Ensuite, un prix nettement inférieur au marché s’explique toujours par quelque chose : un périmètre réduit, une automatisation poussée, un volume de pièces limité, ou une part importante du travail laissée au client. Aucune de ces explications n’est illégitime, mais elles doivent être dites.
Faire baisser la facture sans dégrader la mission
Quatre leviers agissent réellement sur le coût, et aucun ne consiste à négocier le tarif horaire.
Le premier est l’organisation du flux de pièces. Déposer les justificatifs au fil de l’eau plutôt que par lots trimestriels, nommer les fichiers de façon cohérente, éviter les paiements mélangés entre compte professionnel et compte personnel : ces habitudes réduisent directement le temps de traitement.
Le deuxième est la numérisation systématique. Portail de dépôt, application mobile de capture, récupération bancaire automatisée et facturation électronique suppriment une part importante de la saisie manuelle, qui reste le poste le plus coûteux d’une mission de tenue.
Le troisième est la régularité mensuelle. Un dossier suivi mois par mois coûte moins cher qu’un dossier traité en bloc après la clôture, parce que les anomalies se corrigent quand l’information est encore fraîche et que le cabinet ne subit pas de pic de charge.
Le quatrième consiste à prendre en charge une partie de la tenue, à condition de le faire correctement. Un dirigeant qui saisit ses ventes et laisse au cabinet la révision et la liasse peut réduire sensiblement ses honoraires. Les limites de cette approche, et le moment où elle devient contre-productive, sont examinées dans notre article consacré à la comptabilité tenue en interne.
Ce qu’il faut retenir avant de signer
La lettre de mission est le document qui compte. Elle fixe le périmètre, la durée, les modalités de révision des honoraires, les prestations facturées en supplément et les conditions de sortie. Sa lecture intégrale, annexes tarifaires comprises, évite l’essentiel des désaccords ultérieurs.

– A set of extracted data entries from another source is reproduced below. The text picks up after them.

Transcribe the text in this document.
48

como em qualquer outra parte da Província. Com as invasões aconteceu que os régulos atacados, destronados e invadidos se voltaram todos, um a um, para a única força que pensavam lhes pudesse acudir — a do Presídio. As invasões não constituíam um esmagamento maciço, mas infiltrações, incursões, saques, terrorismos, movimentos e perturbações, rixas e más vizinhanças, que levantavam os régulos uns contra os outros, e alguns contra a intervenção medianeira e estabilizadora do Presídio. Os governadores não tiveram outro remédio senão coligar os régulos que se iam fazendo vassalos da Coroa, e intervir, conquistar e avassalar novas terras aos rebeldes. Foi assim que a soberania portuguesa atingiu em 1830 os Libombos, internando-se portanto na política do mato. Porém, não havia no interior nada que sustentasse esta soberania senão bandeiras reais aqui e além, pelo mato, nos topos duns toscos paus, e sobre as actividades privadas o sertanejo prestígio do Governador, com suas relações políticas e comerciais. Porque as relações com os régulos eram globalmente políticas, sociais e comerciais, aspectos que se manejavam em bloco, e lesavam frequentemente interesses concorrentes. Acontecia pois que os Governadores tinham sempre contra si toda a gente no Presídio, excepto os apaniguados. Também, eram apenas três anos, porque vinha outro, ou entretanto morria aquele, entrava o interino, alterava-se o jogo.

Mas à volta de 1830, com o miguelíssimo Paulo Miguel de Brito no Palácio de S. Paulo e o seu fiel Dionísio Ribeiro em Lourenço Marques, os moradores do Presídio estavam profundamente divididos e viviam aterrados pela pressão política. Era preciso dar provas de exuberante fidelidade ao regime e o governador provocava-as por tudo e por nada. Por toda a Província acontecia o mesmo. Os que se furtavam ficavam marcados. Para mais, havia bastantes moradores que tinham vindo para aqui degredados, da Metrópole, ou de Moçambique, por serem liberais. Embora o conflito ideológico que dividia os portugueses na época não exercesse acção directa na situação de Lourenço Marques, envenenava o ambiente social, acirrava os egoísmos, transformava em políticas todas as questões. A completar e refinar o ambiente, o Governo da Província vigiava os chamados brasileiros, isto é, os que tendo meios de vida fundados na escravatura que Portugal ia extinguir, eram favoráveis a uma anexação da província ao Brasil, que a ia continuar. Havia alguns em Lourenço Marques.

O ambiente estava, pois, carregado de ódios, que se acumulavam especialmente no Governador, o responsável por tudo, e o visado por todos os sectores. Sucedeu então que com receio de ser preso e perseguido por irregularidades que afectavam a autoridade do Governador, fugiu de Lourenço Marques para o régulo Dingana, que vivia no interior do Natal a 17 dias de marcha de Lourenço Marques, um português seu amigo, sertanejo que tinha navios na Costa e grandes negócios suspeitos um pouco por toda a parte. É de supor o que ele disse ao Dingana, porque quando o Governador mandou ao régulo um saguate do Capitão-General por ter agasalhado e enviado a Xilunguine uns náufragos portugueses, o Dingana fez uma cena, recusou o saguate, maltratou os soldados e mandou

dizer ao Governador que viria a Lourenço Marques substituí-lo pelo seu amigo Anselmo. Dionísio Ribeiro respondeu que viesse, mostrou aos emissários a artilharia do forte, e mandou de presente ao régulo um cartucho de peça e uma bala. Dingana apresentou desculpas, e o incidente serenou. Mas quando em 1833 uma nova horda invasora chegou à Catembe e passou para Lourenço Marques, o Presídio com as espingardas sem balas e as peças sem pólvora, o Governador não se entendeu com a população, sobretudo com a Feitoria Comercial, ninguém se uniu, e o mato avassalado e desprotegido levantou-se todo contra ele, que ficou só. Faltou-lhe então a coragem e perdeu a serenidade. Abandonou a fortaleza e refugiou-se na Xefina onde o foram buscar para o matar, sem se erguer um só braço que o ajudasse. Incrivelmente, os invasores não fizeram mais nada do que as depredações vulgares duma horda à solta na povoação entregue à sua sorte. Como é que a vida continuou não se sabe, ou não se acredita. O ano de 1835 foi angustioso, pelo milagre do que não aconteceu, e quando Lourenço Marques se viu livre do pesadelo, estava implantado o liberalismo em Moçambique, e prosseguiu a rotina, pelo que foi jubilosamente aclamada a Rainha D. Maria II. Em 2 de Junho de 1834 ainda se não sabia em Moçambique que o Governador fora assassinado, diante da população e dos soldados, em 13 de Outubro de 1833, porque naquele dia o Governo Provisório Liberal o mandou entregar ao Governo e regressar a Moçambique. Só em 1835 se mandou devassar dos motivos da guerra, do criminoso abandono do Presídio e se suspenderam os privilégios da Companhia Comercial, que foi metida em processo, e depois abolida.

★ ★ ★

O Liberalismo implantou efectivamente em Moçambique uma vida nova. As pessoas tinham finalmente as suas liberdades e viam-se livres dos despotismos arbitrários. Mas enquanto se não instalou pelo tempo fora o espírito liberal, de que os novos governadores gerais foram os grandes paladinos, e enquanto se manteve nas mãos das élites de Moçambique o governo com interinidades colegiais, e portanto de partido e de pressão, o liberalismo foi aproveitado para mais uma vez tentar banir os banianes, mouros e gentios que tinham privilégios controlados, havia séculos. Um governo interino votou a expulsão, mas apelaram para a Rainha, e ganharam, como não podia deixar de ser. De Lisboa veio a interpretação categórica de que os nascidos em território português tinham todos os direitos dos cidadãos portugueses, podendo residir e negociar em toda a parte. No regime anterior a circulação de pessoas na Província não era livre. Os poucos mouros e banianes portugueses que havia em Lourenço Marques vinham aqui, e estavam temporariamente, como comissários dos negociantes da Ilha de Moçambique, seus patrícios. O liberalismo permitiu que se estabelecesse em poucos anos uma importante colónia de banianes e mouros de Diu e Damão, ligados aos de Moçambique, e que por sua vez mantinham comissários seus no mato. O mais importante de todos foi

Comparer deux propositions suppose de les réécrire dans un format commun, ligne par ligne, avec les hypothèses de volume retenues par chacune. Un total plus bas assis sur une hypothèse de cent pièces mensuelles ne vaut rien face à un total plus élevé assis sur trois cents.
Enfin, un désaccord tarifaire n’oblige à rien : la relation peut évoluer, et les modalités pratiques d’une transition sont détaillées dans notre guide sur la façon de changer de cabinet proprement. Les seuils, plafonds et régimes évoqués ici évoluent périodiquement : ils se vérifient à l’année en cours auprès d’un professionnel inscrit ou dans les textes officiels.